Społeczeństwo szwedzkie jednak zdecydowanie nie ulega szantażom Putina i dzięki jego działaniom i próbom zakłócania porządku i bezpieczeństwa szwedzkiego ponad połowa, bo aż 51 procent szwedzkich obywateli jest za członkostwem, a 27 procent jest nadal przeciwne wejściu kraju skandynawskiego do sojuszu obronnego. Jest to takie samo zjawisko, jak w przypadku Finlandii, gdzie jeszcze pod koniec 2021 roku mogliśmy zauważyć tendencje antysojusznicze wobec NATO i poparcie dla tej inicjatywy oscylowało w granicach 20-30 procent, czyli dokładnie odwrotnie, jak widoczne jest to teraz. Szwedzka opozycja w kontrze do ówczesnej sytuacji i nastrojach w społeczeństwie dość mocno naciska na rząd co do akcesji, wysuwając, aby rząd premier Magdaleny Andersson wprowadził „opcję NATO”, czyli szwedzką deklarację polityczną, która w znacznym stopniu otworzy Szwedzką drogę ku członkostwu w sojuszu obronnym. Ale patrząc na działania opozycji i jej naciski względem natychmiastowej akcesji należy przyjrzeć się temu od strony partii rządzącej. Czy natychmiastowe wprowadzenie „opcji NATO” nie stworzyłoby w tym momencie jeszcze większego zagrożenia dla bezpieczeństwa regionu? W momencie jasnych deklaracji i wdrożeniu takiej opcji przez Szwecję rosyjskie „straszaki” w postaci prowokacji morskich i powietrznych mogłyby się w regionie nasilić co nie byłoby obecnie na rękę żadnej opcji politycznej.

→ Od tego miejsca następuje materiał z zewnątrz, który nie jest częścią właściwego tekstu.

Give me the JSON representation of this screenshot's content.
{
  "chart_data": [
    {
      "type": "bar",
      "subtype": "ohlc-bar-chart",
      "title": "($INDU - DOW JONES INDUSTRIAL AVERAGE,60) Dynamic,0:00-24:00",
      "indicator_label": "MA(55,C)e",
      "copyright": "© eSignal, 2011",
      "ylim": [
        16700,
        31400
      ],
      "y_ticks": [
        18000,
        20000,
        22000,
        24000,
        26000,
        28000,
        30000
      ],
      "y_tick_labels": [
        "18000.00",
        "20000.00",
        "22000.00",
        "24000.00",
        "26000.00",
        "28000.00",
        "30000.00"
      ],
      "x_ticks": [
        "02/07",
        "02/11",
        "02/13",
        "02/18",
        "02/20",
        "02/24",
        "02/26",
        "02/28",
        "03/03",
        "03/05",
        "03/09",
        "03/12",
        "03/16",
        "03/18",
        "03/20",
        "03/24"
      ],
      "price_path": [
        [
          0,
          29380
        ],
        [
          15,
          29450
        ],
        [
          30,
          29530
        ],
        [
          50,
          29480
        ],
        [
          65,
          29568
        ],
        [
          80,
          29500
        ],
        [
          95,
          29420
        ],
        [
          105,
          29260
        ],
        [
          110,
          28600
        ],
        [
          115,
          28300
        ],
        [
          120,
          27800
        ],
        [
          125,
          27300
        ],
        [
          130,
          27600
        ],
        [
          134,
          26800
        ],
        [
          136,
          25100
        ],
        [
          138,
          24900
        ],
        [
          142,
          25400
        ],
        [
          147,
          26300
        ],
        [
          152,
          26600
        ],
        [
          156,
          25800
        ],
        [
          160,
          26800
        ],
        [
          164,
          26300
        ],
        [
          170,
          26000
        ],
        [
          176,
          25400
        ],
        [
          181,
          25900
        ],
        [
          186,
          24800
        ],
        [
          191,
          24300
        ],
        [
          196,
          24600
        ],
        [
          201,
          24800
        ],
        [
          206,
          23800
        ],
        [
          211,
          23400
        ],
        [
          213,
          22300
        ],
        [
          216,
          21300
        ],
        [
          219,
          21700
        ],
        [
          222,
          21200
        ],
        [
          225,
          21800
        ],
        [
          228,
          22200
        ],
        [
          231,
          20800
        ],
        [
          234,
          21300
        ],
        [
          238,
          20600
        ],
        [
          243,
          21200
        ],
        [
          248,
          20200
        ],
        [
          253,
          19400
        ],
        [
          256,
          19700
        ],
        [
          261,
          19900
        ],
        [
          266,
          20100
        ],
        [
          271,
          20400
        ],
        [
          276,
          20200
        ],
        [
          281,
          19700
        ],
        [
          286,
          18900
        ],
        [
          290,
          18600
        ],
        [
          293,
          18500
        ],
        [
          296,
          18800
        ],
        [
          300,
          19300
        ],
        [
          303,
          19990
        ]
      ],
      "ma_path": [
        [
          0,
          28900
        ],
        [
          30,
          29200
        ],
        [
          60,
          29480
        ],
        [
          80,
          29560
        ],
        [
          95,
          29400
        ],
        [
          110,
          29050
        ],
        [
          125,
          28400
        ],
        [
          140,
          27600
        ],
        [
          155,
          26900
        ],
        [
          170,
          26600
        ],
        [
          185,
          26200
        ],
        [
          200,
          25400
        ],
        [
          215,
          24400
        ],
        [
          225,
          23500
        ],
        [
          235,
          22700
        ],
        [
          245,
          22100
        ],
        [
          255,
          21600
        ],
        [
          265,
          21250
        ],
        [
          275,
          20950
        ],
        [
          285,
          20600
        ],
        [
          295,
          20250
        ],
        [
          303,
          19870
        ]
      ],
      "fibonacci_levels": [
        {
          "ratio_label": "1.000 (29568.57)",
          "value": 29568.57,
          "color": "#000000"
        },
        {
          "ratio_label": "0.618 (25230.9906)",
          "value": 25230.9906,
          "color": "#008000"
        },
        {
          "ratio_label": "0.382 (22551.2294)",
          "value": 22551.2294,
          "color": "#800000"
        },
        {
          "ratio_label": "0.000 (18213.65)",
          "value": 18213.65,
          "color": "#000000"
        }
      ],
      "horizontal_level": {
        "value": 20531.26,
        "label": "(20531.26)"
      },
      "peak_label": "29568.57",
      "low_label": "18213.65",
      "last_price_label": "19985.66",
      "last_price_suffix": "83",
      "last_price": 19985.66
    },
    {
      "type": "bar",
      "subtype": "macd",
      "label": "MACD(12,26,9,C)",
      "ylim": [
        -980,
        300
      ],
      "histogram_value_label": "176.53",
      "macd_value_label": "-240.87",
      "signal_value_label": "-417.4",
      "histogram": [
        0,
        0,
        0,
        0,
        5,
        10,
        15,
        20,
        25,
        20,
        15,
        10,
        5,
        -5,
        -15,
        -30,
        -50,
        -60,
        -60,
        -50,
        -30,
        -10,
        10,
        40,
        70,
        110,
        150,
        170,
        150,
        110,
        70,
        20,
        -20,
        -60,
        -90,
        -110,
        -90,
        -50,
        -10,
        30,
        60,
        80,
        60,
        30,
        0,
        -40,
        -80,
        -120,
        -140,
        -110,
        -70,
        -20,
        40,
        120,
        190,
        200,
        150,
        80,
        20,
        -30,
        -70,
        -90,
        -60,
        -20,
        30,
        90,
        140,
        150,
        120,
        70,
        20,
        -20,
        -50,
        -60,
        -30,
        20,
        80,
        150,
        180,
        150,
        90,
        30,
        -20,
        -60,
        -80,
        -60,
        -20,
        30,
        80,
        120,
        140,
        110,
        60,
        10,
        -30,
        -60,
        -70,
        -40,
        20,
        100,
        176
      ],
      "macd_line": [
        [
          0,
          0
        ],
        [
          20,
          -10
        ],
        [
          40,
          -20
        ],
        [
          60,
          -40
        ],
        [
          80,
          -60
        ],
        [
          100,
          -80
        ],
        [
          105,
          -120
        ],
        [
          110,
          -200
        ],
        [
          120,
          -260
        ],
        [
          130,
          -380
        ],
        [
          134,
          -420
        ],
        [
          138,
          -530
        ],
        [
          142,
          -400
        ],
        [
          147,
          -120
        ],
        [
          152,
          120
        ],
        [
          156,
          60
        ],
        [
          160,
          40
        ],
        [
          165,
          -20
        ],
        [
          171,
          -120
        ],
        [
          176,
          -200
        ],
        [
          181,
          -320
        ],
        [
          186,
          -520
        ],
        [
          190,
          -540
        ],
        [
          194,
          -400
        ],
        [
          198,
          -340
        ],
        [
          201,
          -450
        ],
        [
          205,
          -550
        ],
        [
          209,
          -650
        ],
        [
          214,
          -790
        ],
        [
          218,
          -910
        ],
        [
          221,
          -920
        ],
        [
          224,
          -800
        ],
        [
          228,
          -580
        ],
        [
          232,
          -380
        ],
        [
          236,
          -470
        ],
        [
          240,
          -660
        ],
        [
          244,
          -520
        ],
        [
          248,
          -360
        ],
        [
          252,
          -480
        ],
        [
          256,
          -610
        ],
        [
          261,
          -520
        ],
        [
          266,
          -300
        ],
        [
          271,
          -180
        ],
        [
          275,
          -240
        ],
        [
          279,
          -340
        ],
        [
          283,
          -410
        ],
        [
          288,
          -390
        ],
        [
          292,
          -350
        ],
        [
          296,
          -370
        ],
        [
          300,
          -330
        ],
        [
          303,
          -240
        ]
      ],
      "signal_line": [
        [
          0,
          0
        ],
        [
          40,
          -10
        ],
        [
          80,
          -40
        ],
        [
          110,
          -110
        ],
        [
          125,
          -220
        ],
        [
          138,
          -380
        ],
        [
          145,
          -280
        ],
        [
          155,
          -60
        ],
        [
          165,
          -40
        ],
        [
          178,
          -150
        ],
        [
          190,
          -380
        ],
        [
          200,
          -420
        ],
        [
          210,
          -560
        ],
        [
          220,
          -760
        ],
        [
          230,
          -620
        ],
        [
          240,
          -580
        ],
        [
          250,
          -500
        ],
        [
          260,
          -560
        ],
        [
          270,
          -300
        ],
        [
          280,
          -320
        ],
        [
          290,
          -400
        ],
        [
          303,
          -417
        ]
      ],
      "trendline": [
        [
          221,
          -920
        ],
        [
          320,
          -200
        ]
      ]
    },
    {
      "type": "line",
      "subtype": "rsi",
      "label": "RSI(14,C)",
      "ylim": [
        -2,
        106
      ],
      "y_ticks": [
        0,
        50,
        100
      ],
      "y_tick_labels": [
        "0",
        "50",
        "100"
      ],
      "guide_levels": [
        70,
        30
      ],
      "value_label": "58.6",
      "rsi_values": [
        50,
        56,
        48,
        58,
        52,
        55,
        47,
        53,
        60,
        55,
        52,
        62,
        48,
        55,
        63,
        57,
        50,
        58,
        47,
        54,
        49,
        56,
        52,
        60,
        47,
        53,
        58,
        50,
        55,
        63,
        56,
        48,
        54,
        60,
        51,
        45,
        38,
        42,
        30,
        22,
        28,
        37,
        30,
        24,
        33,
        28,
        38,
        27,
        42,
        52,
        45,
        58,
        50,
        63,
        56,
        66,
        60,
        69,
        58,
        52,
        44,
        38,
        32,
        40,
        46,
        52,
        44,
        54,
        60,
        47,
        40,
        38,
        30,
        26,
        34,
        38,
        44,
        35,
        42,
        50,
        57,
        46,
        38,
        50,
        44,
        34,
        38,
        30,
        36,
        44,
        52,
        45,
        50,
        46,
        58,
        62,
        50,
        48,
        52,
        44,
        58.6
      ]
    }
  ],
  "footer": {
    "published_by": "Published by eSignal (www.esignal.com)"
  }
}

Należy więc zadać sobie na koniec zasadnicze pytanie, czy dojdzie do przełomu w polityce bezpieczeństwa Szwecji i Finlandii w następnych miesiącach, czy obecny entuzjazm i poparcie dla członkostwa w NATO to tylko efekt emocji związanych z rosyjską agresją na Ukrainie? Otóż, patrząc na politykę obu krajów pomimo nacisków opozycji wśród rządzących panuje raczej przekonanie, iż akcesja do NATO zaogniłaby sytuację na wschodzie Europy, a co za tym idzie mogłoby to nie zagwarantować rzeczywistej gwarancji bezpieczeństwa w regionie skandynawskim, gdzie już od wielu lat mamy do czynienia z licznymi prowokacjami, a każda nieprzemyślana decyzja i zbyt pochopne działania stworzą dodatkowe preteksty dla propagandy rosyjskiej do jeszcze bardziej wzmożonych działań przeciwko tym dwóm państwom neutralnym.